Java Reactor Flux 并发生产问题
如下例子
static Mono<Dog> getDog(Integer id) { System.out.println(Thread.currentThread().getName() + " getDog() 等待 2 秒");
try {
Thread.sleep(2000);
} catch (InterruptedException e) {
e.printStackTrace();
}
return Mono.fromCallable(() -> new Dog(id)).subscribeOn(Schedulers.boundedElastic());
}
static class Dog {
Integer id;
public Dog(Integer id) {
this.id = id;
}
public Integer getId() {
return id;
}
@Override
public String toString() {
return "Dog{" +
"id=" + id +
'}';
}
}
public static void main(String[] args) throws InterruptedException {
Integer[] ids = {1, 2, 3, 4};
Flux.merge(getDog(ids[0]), getDog(ids[1]), getDog(ids[2]), getDog(ids[3]))
.subscribeOn(Schedulers.boundedElastic())

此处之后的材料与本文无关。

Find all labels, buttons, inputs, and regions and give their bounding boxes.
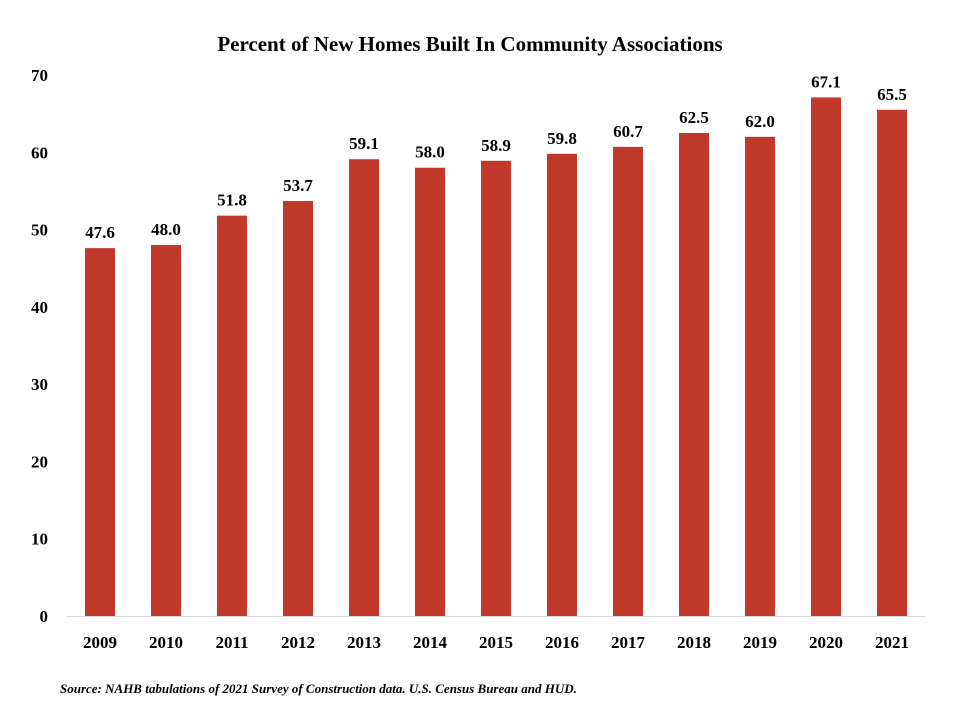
bar xyxy=(679,132,709,616)
x-tick-label: 2012 xyxy=(281,633,315,652)
data-label: 47.6 xyxy=(85,223,115,242)
y-tick-label: 0 xyxy=(40,607,49,626)
x-axis: 2009 2010 2011 2012 2013 2014 2015 2016 2017 2018… xyxy=(83,633,909,652)
data-label: 62.0 xyxy=(745,112,775,131)
x-tick-label: 2021 xyxy=(875,633,909,652)
x-tick-label: 2010 xyxy=(149,633,183,652)
y-tick-label: 10 xyxy=(31,530,48,549)
data-label: 62.5 xyxy=(679,108,709,127)
bars: 47.6 48.0 51.8 53.7 59.1 58.0 58.9 59.8 60.7 62.5… xyxy=(85,72,907,617)
y-tick-label: 60 xyxy=(31,143,48,162)
bar xyxy=(481,160,511,616)
x-tick-label: 2009 xyxy=(83,633,117,652)
bar xyxy=(811,97,841,617)
x-tick-label: 2015 xyxy=(479,633,513,652)
data-label: 59.1 xyxy=(349,134,379,153)
data-label: 67.1 xyxy=(811,72,841,91)
x-tick-label: 2017 xyxy=(611,633,646,652)
bar xyxy=(547,153,577,616)
bar xyxy=(613,146,643,616)
x-tick-label: 2016 xyxy=(545,633,579,652)
bar xyxy=(151,245,181,616)
x-tick-label: 2019 xyxy=(743,633,777,652)
bar xyxy=(85,248,115,616)
source-note: Source: NAHB tabulations of 2021 Survey … xyxy=(60,681,577,696)
y-tick-label: 50 xyxy=(31,221,48,240)
data-label: 51.8 xyxy=(217,191,247,210)
x-tick-label: 2018 xyxy=(677,633,711,652)
x-tick-label: 2020 xyxy=(809,633,843,652)
x-tick-label: 2014 xyxy=(413,633,448,652)
y-tick-label: 40 xyxy=(31,298,48,317)
data-label: 65.5 xyxy=(877,85,907,104)
data-label: 58.0 xyxy=(415,143,445,162)
y-tick-label: 30 xyxy=(31,375,48,394)
data-label: 53.7 xyxy=(283,176,313,195)
y-tick-label: 20 xyxy=(31,452,48,471)
data-label: 59.8 xyxy=(547,129,577,148)
chart-title: Percent of New Homes Built In Community … xyxy=(217,32,722,56)
x-tick-label: 2013 xyxy=(347,633,381,652)
data-label: 60.7 xyxy=(613,122,643,141)
y-axis: 0 10 20 30 40 50 60 70 xyxy=(31,66,48,626)
bar xyxy=(217,215,247,616)
y-tick-label: 70 xyxy=(31,66,48,85)
data-label: 48.0 xyxy=(151,220,181,239)
data-label: 58.9 xyxy=(481,136,511,155)
bar xyxy=(283,200,313,616)
bar xyxy=(415,167,445,616)
bar xyxy=(349,159,379,616)
bar xyxy=(877,109,907,617)
bar xyxy=(745,136,775,617)
x-tick-label: 2011 xyxy=(215,633,248,652)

.toStream().forEach(d -> System.out.println(Thread.currentThread().getName() + " :: " + d.toString()));
}
结果
main getDog() 等待 2 秒main getDog() 等待 2 秒
main getDog() 等待 2 秒
main getDog() 等待 2 秒
main :: Dog{id=1}
main :: Dog{id=2}
main :: Dog{id=3}
main :: Dog{id=4}
在网上查询一下,有文章说可以通过 create 方式来解决,
List<Mono<Dog>> list = Arrays.asList(getDog(1), getDog(2), getDog(3)); Flux.create(sink -> {
for (Mono<Dog> dog : list) {
sink.next(dog);
}
}).subscribeOn(Schedulers.boundedElastic(), true).toStream()

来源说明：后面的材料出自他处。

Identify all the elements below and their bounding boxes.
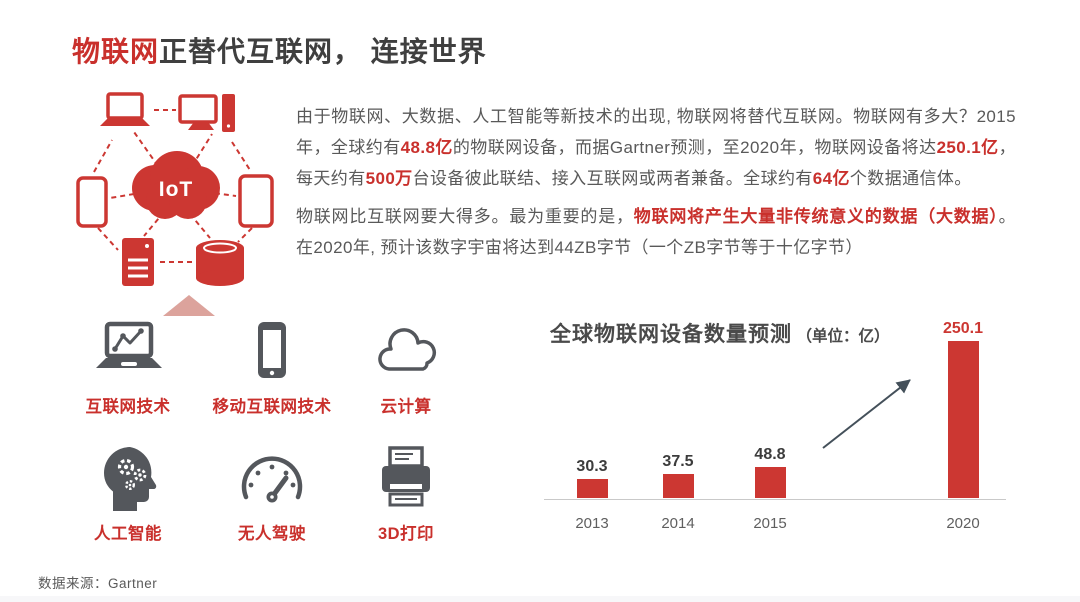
tech-label: 移动互联网技术: [212, 398, 332, 416]
speedometer-icon: [241, 456, 303, 503]
p1-s4: 250.1亿: [936, 138, 999, 157]
cloud-icon: [378, 328, 437, 371]
p1-s5: ，每天约有: [296, 138, 1016, 188]
p1-s6: 500万: [365, 169, 413, 188]
desktop-computer-icon: [178, 94, 235, 132]
page-title: 物联网正替代互联网， 连接世界: [72, 30, 487, 70]
axis-tick-2020: 2020: [946, 515, 980, 532]
up-triangle-pointer: [163, 295, 215, 316]
bar-2015: [754, 467, 786, 498]
tech-icon-grid: 互联网技术 移动互联网技术 云计算: [60, 320, 464, 544]
p1-s1: 由于物联网、大数据、人工智能等新技术的出现, 物联网将替代互联网。物联网有多大？…: [296, 107, 1016, 157]
tech-item-cloud: 云计算: [348, 320, 464, 417]
p2-s3: 。在2020年, 预计该数字宇宙将达到44ZB字节（一个ZB字节等于十亿字节）: [296, 207, 1016, 257]
p1-s9: 个数据通信体。: [849, 169, 972, 188]
data-source: 数据来源：Gartner: [38, 576, 158, 591]
laptop-icon: [100, 92, 150, 126]
title-rest: 正替代互联网， 连接世界: [159, 36, 487, 67]
p2-s1: 物联网比互联网要大得多。最为重要的是，: [296, 207, 634, 226]
bar-column-2020: 250.1 2020: [923, 320, 1003, 534]
iot-network-diagram: IoT: [76, 92, 274, 286]
bar-column-2015: 48.8 2015: [730, 446, 810, 534]
bottom-strip: [0, 596, 1080, 602]
tech-label: 无人驾驶: [238, 525, 306, 543]
p1-s3: 的物联网设备，而据Gartner预测，至2020年，物联网设备将达: [452, 138, 937, 157]
printer-3d-icon: [382, 446, 430, 507]
chart-title-text: 全球物联网设备数量预测: [550, 323, 792, 346]
smartphone-icon: [258, 322, 286, 378]
smartphone-icon: [76, 176, 108, 228]
bar-value-label: 30.3: [576, 458, 608, 475]
tech-label: 3D打印: [377, 525, 435, 543]
bar-column-2014: 37.5 2014: [638, 453, 718, 534]
title-highlight: 物联网: [72, 36, 160, 67]
p1-s8: 64亿: [812, 169, 850, 188]
bar-value-label: 48.8: [754, 446, 786, 463]
tech-label: 互联网技术: [85, 398, 171, 416]
tech-item-3dprint: 3D打印: [348, 445, 464, 544]
chart-plot: 30.3 2013 37.5 2014 48.8 2015 250.1 2020: [540, 318, 1010, 534]
axis-tick-2015: 2015: [753, 515, 787, 532]
paragraph-2: 物联网比互联网要大得多。最为重要的是，物联网将产生大量非传统意义的数据（大数据）…: [296, 201, 1016, 263]
bar-2013: [576, 479, 608, 498]
tech-label: 云计算: [380, 398, 432, 416]
iot-cloud-label: IoT: [159, 178, 194, 201]
p1-s7: 台设备彼此联结、接入互联网或两者兼备。全球约有: [412, 169, 813, 188]
chart-title: 全球物联网设备数量预测 （单位：亿）: [550, 318, 889, 348]
chart-unit-label: （单位：亿）: [796, 328, 890, 345]
axis-tick-2014: 2014: [661, 515, 695, 532]
iot-cloud-icon: IoT: [132, 151, 220, 219]
tech-label: 人工智能: [94, 525, 162, 543]
bar-column-2013: 30.3 2013: [552, 458, 632, 534]
bar-value-label: 37.5: [662, 453, 694, 470]
tech-item-mobile: 移动互联网技术: [196, 320, 348, 417]
body-text: 由于物联网、大数据、人工智能等新技术的出现, 物联网将替代互联网。物联网有多大？…: [296, 101, 1016, 270]
ai-head-icon: [104, 447, 157, 511]
tech-item-ai: 人工智能: [60, 445, 196, 544]
paragraph-1: 由于物联网、大数据、人工智能等新技术的出现, 物联网将替代互联网。物联网有多大？…: [296, 101, 1016, 194]
laptop-chart-icon: [96, 321, 162, 368]
dashed-connections: [93, 109, 253, 263]
tech-item-internet: 互联网技术: [60, 320, 196, 417]
p2-s2: 物联网将产生大量非传统意义的数据（大数据）: [633, 207, 999, 226]
bar-value-label-highlight: 250.1: [942, 320, 984, 337]
chart-baseline: [544, 499, 1006, 500]
bar-2020: [947, 341, 979, 498]
p1-s2: 48.8亿: [400, 138, 453, 157]
tablet-icon: [238, 174, 274, 228]
axis-tick-2013: 2013: [575, 515, 609, 532]
server-icon: [122, 238, 154, 286]
iot-forecast-chart: 全球物联网设备数量预测 （单位：亿） 30.3 2013 37.5: [540, 318, 1010, 534]
database-icon: [196, 240, 244, 286]
bar-2014: [662, 474, 694, 498]
tech-item-driverless: 无人驾驶: [196, 445, 348, 544]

.forEach(d -> System.out.println(Thread.currentThread().getName() + " :: " + d.toString()));
// output:
main getDog() 等待 2 秒
main getDog() 等待 2 秒
main getDog() 等待 2 秒
main :: MonoSubscribeOnCallable
main :: MonoSubscribeOnCallable
main :: MonoSubscribeOnCallable
这样并没有使用多线程生产。
也尝试用 zip方法,也没有达到想要的效果。
Integer[] ids = {1, 2, 3, 4}; Flux.zip(getDog(ids[0]), getDog(ids[1]), getDog(ids[2]), getDog(ids[3])).subscribeOn(Schedulers.boundedElastic(), true).toStream()
.forEach(d -> System.out.println(Thread.currentThread().getName() + " :: " + d.toString()));
//output:
main getDog() 等待 2 秒
main getDog() 等待 2 秒
main getDog() 等待 2 秒
main getDog() 等待 2 秒
main :: [Dog{id=1},Dog{id=2},Dog{id=3},Dog{id=4}]

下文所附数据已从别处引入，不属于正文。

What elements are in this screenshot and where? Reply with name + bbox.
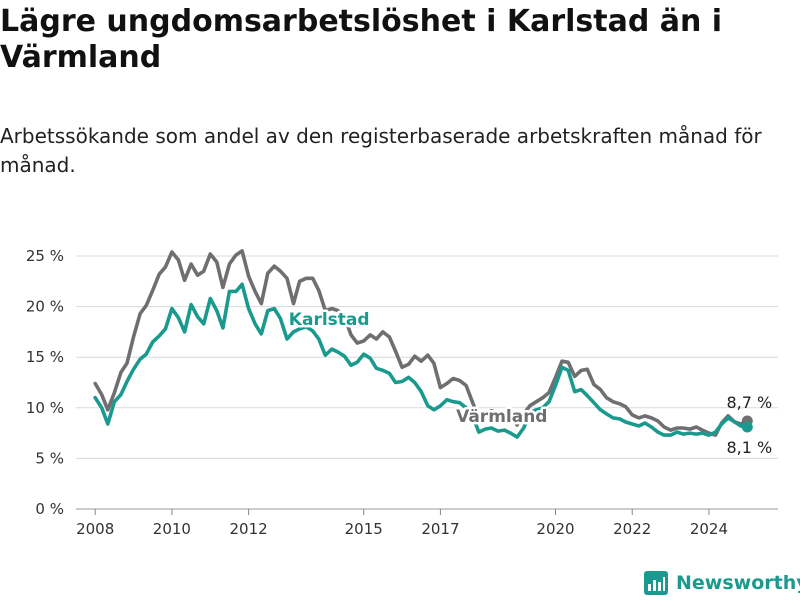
y-tick-label: 0 % (35, 500, 64, 518)
brand-logo: Newsworthy (644, 570, 800, 596)
grid (76, 255, 778, 510)
y-tick-label: 5 % (35, 449, 64, 467)
end-dot-karlstad (741, 421, 753, 433)
x-tick-label: 2015 (345, 520, 383, 538)
series-line-varmland (93, 249, 750, 437)
y-tick-label: 25 % (26, 247, 64, 265)
x-axis-ticks: 2008 2010 2012 2015 2017 2020 2022 2024 (76, 509, 728, 538)
end-value-karlstad: 8,1 % (726, 438, 772, 457)
series-line-karlstad (93, 282, 750, 439)
series-lines (93, 249, 753, 439)
newsworthy-icon (644, 571, 668, 595)
x-tick-label: 2022 (613, 520, 651, 538)
chart-subtitle: Arbetssökande som andel av den registerb… (0, 124, 762, 177)
y-tick-label: 15 % (26, 348, 64, 366)
x-tick-label: 2008 (76, 520, 114, 538)
chart-title: Lägre ungdomsarbetslöshet i Karlstad än … (0, 4, 723, 75)
y-tick-label: 10 % (26, 399, 64, 417)
brand-name: Newsworthy (676, 572, 800, 594)
x-tick-label: 2020 (536, 520, 574, 538)
line-chart: 0 %5 %10 %15 %20 %25 % 2008 2010 2012 2015 2… (26, 247, 778, 538)
end-value-varmland: 8,7 % (726, 393, 772, 412)
series-labels: 8,7 % 8,1 % Karlstad Värmland (286, 307, 772, 457)
x-tick-label: 2010 (153, 520, 191, 538)
series-name-varmland: Värmland (456, 407, 547, 427)
x-tick-label: 2024 (690, 520, 728, 538)
y-tick-label: 20 % (26, 298, 64, 316)
series-name-karlstad: Karlstad (289, 310, 370, 330)
x-tick-label: 2017 (421, 520, 459, 538)
x-tick-label: 2012 (230, 520, 268, 538)
y-axis-ticks: 0 % 5 % 10 % 15 % 20 % 25 % (26, 247, 64, 518)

想让 merge方法里面的 getDog 方法通过多线程执行,最后 merge 一个集合,不知道有什么方式来解决, 请教一下,谢谢。
回答:
Flux .fromArray(ids)
.parallel()
.runOn(Schedulers.parallel())
.map(i->getDog(i))
.subscribe(d->System.out.println(d));
这样可以
已参与了 SegmentFault 思否社区 10 周年「问答」打卡 ,欢迎正在阅读的你也加入。
回答:
public Mono<Long> packageMono() { return Mono.just(System.currentTimeMillis())
// 延迟一秒模拟请求
.delayElement(Duration.of(1L, ChronoUnit.SECONDS));
}
@Test
public void testRandom() throws Exception {
final Tuple3<Long, Long, Long> test = Mono
.zip(packageMono(), packageMono(), packageMono())
.block();
System.out.println(test);
}
参考 https://stackoverflow.com/que...
回答:
经过这两天网上查询的资料,大致写出来,在这里记录一下。
static Random random = new Random(); static Mono<Dog> getDog(Integer id) {
return Mono.fromCallable(() -> {
System.out.println( Thread.currentThread().getName() + " getDog() 等待 2 秒");
try {
long time = random.nextInt(2000);
Thread.sleep(time);
} catch (InterruptedException e) {
e.printStackTrace();
}
return new Dog(id);
}).subscribeOn(Schedulers.boundedElastic()).timeout(Duration.of(2, ChronoUnit.SECONDS)).onErrorReturn(new Dog(100));
}
public static void main(String[] args) throws InterruptedException {
Integer[] ids = {1, 2, 3, 4};
Flux.merge(getDog(ids[0]), getDog(ids[1]), getDog(ids[2]), getDog(ids[3]))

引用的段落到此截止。